[Pixman] [PATCH] Possible overrun in bilinear_interpolate_line_sse

Sun May 29 05:35:04 PDT 2011

On Fri, May 27, 2011 at 3:53 PM, Siarhei Siamashka
<siarhei.siamashka at gmail.com> wrote:
> On Fri, May 27, 2011 at 1:28 PM, Makoto Kato <m_kato at ga2.so-net.ne.jp> wrote:
>> Hi, all.
>>
>> When width isn't multiples of 4 , it may cause buffer overrun in
>> bilinear_interpolate_line_sse().  Because ((uint32)-1) & 2 is true.
>
> Could you provide a more specific example of problematic width which
> leads to buffer overrun in your opinion?

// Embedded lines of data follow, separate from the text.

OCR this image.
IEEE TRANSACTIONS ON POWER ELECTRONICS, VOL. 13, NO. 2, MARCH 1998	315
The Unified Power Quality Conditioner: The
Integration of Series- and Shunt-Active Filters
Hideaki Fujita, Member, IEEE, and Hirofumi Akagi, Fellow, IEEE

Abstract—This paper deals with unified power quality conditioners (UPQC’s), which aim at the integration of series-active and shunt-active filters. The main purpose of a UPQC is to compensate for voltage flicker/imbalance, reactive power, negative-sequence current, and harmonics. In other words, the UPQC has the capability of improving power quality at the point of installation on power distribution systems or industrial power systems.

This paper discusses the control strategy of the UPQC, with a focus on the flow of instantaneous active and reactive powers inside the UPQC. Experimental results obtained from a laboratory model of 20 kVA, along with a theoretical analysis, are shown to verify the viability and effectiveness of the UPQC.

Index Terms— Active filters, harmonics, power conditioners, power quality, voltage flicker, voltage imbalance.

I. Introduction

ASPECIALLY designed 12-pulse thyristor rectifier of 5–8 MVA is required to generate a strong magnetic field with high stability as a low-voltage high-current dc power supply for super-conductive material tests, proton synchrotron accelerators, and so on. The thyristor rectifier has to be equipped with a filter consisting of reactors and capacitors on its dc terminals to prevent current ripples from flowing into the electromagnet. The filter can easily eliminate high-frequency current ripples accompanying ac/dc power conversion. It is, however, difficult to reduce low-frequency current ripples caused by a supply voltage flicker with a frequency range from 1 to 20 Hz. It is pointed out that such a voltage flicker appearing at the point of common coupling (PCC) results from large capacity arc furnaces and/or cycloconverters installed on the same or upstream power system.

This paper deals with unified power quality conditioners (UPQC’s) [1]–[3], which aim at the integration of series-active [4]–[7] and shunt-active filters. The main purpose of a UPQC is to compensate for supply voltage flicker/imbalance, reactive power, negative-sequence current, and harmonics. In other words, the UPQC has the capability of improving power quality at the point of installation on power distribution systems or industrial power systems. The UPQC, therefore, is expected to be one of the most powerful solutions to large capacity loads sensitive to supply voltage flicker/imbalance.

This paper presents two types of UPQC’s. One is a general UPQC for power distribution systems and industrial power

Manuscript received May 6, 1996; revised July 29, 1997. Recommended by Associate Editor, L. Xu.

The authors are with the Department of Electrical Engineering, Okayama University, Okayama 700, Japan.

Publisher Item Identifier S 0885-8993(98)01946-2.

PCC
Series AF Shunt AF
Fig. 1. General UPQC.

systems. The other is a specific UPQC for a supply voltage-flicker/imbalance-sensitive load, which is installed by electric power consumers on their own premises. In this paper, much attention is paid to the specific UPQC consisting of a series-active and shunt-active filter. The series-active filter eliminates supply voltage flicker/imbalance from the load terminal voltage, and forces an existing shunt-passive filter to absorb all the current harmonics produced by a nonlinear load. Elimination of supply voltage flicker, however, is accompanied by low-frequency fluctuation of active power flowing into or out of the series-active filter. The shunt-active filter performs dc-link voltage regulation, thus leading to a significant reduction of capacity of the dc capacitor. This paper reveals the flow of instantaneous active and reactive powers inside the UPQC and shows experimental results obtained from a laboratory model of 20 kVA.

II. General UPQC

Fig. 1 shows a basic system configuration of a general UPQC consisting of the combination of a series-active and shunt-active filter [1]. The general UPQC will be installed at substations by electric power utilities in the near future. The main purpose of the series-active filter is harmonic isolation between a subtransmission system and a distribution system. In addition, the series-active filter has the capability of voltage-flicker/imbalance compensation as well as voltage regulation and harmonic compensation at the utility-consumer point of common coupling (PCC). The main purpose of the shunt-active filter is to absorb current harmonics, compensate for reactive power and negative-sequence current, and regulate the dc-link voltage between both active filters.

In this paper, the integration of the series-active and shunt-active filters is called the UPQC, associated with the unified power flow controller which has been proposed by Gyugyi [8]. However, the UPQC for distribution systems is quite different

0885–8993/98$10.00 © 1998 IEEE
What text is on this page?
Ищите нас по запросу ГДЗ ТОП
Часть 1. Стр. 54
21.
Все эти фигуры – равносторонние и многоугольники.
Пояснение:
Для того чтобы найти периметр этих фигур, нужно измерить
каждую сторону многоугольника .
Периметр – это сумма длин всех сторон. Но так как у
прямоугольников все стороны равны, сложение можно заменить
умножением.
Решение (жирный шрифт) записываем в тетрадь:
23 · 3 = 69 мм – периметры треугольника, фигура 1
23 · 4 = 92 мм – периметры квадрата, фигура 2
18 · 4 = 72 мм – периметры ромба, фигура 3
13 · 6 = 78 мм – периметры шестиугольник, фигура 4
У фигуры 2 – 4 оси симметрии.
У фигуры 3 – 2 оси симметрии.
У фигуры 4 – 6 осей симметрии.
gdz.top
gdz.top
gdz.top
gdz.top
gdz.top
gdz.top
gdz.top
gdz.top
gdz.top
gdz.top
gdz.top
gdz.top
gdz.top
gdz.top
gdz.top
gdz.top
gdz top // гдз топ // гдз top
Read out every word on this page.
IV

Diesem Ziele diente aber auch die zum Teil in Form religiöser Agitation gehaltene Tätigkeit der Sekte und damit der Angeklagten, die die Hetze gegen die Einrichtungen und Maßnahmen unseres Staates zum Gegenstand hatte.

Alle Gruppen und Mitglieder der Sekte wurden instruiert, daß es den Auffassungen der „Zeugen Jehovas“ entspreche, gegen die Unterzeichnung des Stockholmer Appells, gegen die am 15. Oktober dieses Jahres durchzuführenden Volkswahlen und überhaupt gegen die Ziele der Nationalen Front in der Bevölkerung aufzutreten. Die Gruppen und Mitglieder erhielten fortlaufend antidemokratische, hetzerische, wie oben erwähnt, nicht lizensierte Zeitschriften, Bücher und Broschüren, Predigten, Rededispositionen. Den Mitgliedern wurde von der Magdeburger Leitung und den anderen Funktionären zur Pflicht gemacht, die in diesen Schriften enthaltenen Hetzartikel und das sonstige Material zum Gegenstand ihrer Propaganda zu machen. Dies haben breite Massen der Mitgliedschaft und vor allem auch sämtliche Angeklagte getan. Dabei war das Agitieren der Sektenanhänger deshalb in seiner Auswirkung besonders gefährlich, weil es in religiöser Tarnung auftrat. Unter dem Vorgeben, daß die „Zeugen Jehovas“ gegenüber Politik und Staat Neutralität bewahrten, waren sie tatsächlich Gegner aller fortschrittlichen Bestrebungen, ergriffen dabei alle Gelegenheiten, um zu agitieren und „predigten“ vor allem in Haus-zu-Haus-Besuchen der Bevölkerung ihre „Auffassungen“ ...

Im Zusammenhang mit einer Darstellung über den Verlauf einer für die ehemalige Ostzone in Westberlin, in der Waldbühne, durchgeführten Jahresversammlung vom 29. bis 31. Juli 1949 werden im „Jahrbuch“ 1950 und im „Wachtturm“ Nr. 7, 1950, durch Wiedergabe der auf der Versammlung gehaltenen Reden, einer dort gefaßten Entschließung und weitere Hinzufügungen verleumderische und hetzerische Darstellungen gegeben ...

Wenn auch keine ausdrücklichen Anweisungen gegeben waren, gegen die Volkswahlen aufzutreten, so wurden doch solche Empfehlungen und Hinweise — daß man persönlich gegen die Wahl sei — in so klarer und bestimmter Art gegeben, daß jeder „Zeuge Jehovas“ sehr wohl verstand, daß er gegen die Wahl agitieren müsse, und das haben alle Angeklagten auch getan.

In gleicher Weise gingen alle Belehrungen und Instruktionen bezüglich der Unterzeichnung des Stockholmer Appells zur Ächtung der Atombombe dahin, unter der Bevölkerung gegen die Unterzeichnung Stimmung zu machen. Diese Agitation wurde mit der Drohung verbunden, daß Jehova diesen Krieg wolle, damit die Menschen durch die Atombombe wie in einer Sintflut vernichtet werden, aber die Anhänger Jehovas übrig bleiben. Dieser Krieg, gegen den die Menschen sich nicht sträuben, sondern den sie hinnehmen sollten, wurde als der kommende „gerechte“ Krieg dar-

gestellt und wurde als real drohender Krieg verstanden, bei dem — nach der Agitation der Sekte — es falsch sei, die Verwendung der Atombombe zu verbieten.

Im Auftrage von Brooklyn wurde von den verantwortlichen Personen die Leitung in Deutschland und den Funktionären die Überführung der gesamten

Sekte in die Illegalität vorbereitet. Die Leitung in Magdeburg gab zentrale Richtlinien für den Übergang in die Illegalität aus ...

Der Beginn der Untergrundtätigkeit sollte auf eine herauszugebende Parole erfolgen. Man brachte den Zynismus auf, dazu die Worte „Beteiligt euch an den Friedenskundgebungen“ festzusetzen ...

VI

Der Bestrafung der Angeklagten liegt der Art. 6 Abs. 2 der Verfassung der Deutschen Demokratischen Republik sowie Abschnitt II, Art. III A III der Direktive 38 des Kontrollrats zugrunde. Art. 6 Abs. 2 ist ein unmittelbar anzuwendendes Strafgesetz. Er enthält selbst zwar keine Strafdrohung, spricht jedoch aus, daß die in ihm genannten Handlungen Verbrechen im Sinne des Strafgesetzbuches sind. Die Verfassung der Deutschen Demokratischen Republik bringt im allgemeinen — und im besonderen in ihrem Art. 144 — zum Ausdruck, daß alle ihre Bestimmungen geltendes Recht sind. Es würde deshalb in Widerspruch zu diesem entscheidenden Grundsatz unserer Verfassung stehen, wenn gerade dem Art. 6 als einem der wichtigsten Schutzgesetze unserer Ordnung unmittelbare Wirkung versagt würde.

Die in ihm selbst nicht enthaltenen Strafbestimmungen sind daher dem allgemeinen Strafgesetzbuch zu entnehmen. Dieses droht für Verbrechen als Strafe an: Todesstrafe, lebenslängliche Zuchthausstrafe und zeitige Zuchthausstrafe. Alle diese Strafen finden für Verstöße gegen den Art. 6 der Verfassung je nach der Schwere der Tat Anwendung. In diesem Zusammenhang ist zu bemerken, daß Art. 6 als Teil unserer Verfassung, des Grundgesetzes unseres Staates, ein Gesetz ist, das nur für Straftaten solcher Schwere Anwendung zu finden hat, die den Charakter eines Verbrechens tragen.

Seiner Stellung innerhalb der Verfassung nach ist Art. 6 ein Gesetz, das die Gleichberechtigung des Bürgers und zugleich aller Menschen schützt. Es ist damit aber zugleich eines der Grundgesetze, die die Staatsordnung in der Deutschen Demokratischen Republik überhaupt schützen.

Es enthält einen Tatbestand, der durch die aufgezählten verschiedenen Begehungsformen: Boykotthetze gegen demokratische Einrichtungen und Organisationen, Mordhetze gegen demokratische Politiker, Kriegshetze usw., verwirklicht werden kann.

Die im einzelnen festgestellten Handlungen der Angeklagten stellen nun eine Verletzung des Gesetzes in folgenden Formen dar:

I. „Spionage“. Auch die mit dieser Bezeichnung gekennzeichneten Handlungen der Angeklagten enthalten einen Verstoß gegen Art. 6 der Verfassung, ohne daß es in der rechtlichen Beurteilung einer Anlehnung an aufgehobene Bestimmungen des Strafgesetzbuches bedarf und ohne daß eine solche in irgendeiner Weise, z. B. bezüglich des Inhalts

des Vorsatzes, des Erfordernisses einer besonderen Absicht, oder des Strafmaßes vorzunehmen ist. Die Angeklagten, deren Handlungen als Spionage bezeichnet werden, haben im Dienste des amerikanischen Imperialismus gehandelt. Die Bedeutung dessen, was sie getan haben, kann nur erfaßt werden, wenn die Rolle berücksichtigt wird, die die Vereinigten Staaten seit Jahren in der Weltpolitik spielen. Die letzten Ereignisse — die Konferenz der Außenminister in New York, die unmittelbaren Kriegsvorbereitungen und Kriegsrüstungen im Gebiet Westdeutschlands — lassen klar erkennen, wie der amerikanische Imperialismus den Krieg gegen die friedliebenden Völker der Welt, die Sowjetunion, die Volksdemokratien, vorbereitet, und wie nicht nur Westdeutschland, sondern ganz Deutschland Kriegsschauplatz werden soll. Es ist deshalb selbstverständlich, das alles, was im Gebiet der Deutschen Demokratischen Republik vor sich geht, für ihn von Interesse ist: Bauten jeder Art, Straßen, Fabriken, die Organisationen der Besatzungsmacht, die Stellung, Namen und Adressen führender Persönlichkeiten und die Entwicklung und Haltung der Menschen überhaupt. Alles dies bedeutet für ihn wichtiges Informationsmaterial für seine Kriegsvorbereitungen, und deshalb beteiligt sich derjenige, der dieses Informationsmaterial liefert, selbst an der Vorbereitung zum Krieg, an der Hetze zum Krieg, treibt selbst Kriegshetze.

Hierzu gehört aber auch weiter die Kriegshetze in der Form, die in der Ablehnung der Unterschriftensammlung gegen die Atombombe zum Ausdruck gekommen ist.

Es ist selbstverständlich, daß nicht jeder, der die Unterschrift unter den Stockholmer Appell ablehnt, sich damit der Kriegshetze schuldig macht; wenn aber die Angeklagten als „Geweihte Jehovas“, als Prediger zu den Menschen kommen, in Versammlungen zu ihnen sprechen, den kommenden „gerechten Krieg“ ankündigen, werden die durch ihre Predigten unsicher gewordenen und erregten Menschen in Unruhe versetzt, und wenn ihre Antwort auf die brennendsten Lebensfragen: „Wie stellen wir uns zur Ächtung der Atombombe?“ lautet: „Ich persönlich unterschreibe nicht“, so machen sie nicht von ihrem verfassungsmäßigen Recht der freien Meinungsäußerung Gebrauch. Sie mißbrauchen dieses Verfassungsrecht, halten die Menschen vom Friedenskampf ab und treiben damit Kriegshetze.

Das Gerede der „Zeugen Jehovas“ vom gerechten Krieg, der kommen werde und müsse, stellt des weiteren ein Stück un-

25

If you are getting -1 value reaching "if (width & 2)" and "if (width &
1)" code parts, then the original width value was 3 just before it got
decremented by 4 on the last loop iteration. But if we need to process
3 remaining pixels, then both "if (width & 2)" and "if (width & 1)"
need to be true (the former processes 2 pixels, the latter processes 1
pixel, and 2 + 1 = 3). So this code should work correctly for any
non-negative widths. Except that this admittedly is only valid for
two's complement systems. However, the systems using different
representation for negative numbers seem to be already extinct and
even gcc supports two's complement integer types only:
    http://gcc.gnu.org/onlinedocs/gcc/Integers-implementation.html

It is possible to aim perfect portability, but without having access
to a real one's complement system for testing, I don't think that it
is even worth the efforts. Also one more theoretical portability issue
is the handling of right arithmetic shift for negative numbers.
Anyway, I believe that most of these issues should be easily
detectable when running 'make check' if anybody is ever going to port
pixman to some non two's complement system.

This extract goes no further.